May trifft Merkel in Berlin  

Formeller Austrittsantrag Großbritanniens erst 2017

21.07.2016, 06:54 Uhr | AP, dpa, AFP

Theresa May will Brexit-Verhandlungen nicht vor 2017 starten. Die neue britische Premierministerin Theresa May und Kanzlerin Angela Merkel betonen trotz des Brexits die enge Partnerschaft ihrer Länder. (Quelle: dpa)

Die neue britische Premierministerin Theresa May und Kanzlerin Angela Merkel betonen trotz des Brexits die enge Partnerschaft ihrer Länder. (Quelle: dpa)

Knapp vier Wochen nach dem Brexit-Referendum und eine Woche nach ihrem Amtsantritt hat die neue britische Premierministerin Theresa May Kanzlerin Angela Merkel in Berlin getroffen. Wichtigstes Thema - der Austritt Großbritanniens aus der EU.

Dabei will May nichts überstürzen. Merkel zeigte Verständnis, warnte aber zugleich vor einer "Hängepartie". Die Nachfolgerin des zurückgetretenen David Cameron bekräftigte erneut, die Gespräche über den Ausstieg der Insel aus der EU würden nicht vor 2017 beginnen. Zunächst müssten die britischen Ziele klar sein. Merkel forderte, für den Beginn der Verhandlungen müsste London zunächst den formalen Antrag stellen.

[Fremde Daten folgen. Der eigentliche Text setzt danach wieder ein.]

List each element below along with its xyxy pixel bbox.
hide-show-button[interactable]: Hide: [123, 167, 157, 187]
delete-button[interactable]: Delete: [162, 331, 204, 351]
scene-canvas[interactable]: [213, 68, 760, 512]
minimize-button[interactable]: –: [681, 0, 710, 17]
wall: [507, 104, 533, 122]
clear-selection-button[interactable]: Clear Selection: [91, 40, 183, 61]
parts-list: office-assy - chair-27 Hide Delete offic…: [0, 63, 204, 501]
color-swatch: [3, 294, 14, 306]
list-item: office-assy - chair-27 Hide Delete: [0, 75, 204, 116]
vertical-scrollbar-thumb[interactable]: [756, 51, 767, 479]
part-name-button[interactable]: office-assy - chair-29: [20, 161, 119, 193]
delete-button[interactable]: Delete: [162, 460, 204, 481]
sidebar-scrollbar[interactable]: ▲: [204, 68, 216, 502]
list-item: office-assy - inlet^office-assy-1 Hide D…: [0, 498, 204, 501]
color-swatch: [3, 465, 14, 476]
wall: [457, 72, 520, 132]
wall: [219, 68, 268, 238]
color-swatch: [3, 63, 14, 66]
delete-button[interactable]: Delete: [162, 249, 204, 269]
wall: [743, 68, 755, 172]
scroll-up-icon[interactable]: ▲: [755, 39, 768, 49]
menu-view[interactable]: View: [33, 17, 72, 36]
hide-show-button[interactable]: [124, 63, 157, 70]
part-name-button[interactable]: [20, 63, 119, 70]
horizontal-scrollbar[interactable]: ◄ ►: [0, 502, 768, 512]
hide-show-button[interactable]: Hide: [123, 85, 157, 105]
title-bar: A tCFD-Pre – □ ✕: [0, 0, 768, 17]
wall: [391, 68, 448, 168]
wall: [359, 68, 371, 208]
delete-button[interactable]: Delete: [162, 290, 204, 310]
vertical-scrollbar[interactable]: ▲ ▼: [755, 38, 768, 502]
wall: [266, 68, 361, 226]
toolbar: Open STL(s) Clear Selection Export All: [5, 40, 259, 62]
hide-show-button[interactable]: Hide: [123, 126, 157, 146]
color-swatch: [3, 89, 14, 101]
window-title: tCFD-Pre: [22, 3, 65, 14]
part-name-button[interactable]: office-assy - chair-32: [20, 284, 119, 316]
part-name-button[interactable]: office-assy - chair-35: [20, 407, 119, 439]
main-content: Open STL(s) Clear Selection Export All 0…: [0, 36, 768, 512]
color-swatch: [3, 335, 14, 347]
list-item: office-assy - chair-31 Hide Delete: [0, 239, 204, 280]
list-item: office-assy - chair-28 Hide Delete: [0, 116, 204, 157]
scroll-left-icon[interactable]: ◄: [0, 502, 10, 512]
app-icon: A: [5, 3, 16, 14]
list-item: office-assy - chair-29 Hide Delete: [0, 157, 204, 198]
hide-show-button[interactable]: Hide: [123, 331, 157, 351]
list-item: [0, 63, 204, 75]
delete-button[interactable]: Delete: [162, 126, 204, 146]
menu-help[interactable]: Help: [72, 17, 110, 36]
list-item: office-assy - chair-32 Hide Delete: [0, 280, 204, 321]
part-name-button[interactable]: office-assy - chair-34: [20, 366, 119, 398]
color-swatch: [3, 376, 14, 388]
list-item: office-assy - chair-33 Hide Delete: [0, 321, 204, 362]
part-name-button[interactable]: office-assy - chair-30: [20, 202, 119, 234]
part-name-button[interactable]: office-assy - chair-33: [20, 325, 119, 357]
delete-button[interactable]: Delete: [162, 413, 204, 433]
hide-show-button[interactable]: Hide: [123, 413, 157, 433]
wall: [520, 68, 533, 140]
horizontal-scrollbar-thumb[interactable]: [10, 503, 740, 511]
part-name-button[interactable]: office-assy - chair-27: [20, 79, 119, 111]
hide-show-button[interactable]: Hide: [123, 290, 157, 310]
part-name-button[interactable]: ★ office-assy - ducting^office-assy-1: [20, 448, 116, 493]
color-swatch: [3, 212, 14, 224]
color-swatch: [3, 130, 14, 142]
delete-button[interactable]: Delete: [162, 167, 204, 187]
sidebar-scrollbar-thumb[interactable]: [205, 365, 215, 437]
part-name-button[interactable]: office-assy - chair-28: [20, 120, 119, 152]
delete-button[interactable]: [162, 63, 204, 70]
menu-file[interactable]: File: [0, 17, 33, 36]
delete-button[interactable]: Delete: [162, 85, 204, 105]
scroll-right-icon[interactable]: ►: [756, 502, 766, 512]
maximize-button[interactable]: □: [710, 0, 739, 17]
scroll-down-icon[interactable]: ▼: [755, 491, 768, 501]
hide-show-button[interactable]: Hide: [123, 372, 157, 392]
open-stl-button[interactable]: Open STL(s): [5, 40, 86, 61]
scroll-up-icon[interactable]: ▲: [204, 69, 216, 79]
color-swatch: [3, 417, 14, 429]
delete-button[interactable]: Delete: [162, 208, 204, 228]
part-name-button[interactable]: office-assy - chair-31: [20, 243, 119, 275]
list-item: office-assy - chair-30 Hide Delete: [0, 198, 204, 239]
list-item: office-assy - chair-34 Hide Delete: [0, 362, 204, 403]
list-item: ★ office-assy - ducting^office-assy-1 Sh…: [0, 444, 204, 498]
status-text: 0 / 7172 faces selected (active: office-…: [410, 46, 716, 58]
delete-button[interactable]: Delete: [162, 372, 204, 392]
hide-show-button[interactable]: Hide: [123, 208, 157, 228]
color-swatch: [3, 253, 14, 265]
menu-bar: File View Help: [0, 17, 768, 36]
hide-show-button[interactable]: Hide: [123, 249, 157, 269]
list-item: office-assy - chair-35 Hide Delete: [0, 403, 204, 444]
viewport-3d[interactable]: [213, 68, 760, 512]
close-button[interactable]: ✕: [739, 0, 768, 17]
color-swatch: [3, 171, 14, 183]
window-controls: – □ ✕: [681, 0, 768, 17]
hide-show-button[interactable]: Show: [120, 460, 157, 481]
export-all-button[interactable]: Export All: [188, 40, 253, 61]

Dazu müsste Mays Regierung einen Brief nach Brüssel senden und die Scheidung gemäß Artikel 50 des EU-Vertrags beantragen. May betonte während der gemeinsamen Pressekonferenz mit Merkel, dies werde nicht mehr in diesem Jahr geschehen. Die Briten hatten vor knapp einem Monat, am 23. Juni, in dem noch von Cameron angestoßenen Referendum mit knapper Mehrheit für einen Austritt aus der EU gestimmt.

May betonte, die Entscheidung über den britischen EU-Austritt sei unwiderruflich. "Brexit heißt Brexit", sagte die Politikerin der konservativen Tories erneut. Großbritannien werde aber weiter konstruktiv mit der EU zusammenarbeiten, Deutschland bleibe ein "wichtiger Partner und ein besonderer Freund". Natürlich werde sich die "Natur unseres Verhältnisses" ändern, "aber wir beide wollen die wirtschaftlichen Beziehungen zwischen unseren Ländern so eng wie möglich halten". Merkel und sie wollten beide starkes Wirtschaftswachstum und glaubten an freien Handel.

Freihandel ohne Freizügigkeit ist hier die Frage 

Zum Verhandlungsknackpunkt - ob die Briten auch ohne Freizügigkeit für EU-Bürger Teil der Freihandelszone bleiben dürfen - sagte May: "Das wird Teil unserer Gespräche sein." Es ist allerdings unwahrscheinlich, dass EU-Vertreter Großbritannien einen uneingeschränkten Zugang zum Markt erlauben, ohne dass London den EU-Grundsatz der Freizügigkeit akzeptiert.

Bei einer Sitzung im britischen Unterhaus hatte May nicht direkt auf die Frage geantwortet, ob Großbritannien dazu bereit wäre, den Binnenmarkt zu verlassen, um Kontrollen der Migration zu gewährleisten.

Die Bundeskanzlerin erklärte: "Jetzt hören wir auf Großbritannien, was Großbritannien möchte, und dann werden wir darauf auch die richtige Antwort geben." Die EU habe Großbritannien nicht gebeten, die Union zu verlassen. Es müsse das Vertrauen entstehen, damit die "nicht einfachen" Verhandlungen zielgerichtet geführt werden könnten.

Verhandlungen dürfen zwei Jahre dauern

Nach Aktivierung von Artikel 50 folgen Verhandlungen mit der EU, die sich über zwei Jahre erstrecken dürfen. EU-Vertreter hatten bereits erklärt, dass es keine substanziellen Gespräche über die künftigen Beziehungen geben könne, bis Großbritannien diesen Schritt unternehme. Merkels Sprecher Steffen Seibert hatte vor dem Treffen der beiden gesagt, es werde zwischen Merkel und May keine "Vorverhandlungen" geben.

May hatte zuvor angekündigt, dass Großbritannien darauf verzichtet, in der zweiten Jahreshälfte 2017 die EU-Präsidentschaft zu übernehmen. Ihr Büro teilte mit, die Premierministerin habe am Dienstagabend mit EU-Ratspräsident Donald Tusk gesprochen und ihm gesagt, dass ihr Land die rotierende sechsmonatige Präsidentschaft aufgeben werde, damit es Austrittsverhandlungen Priorität geben könne.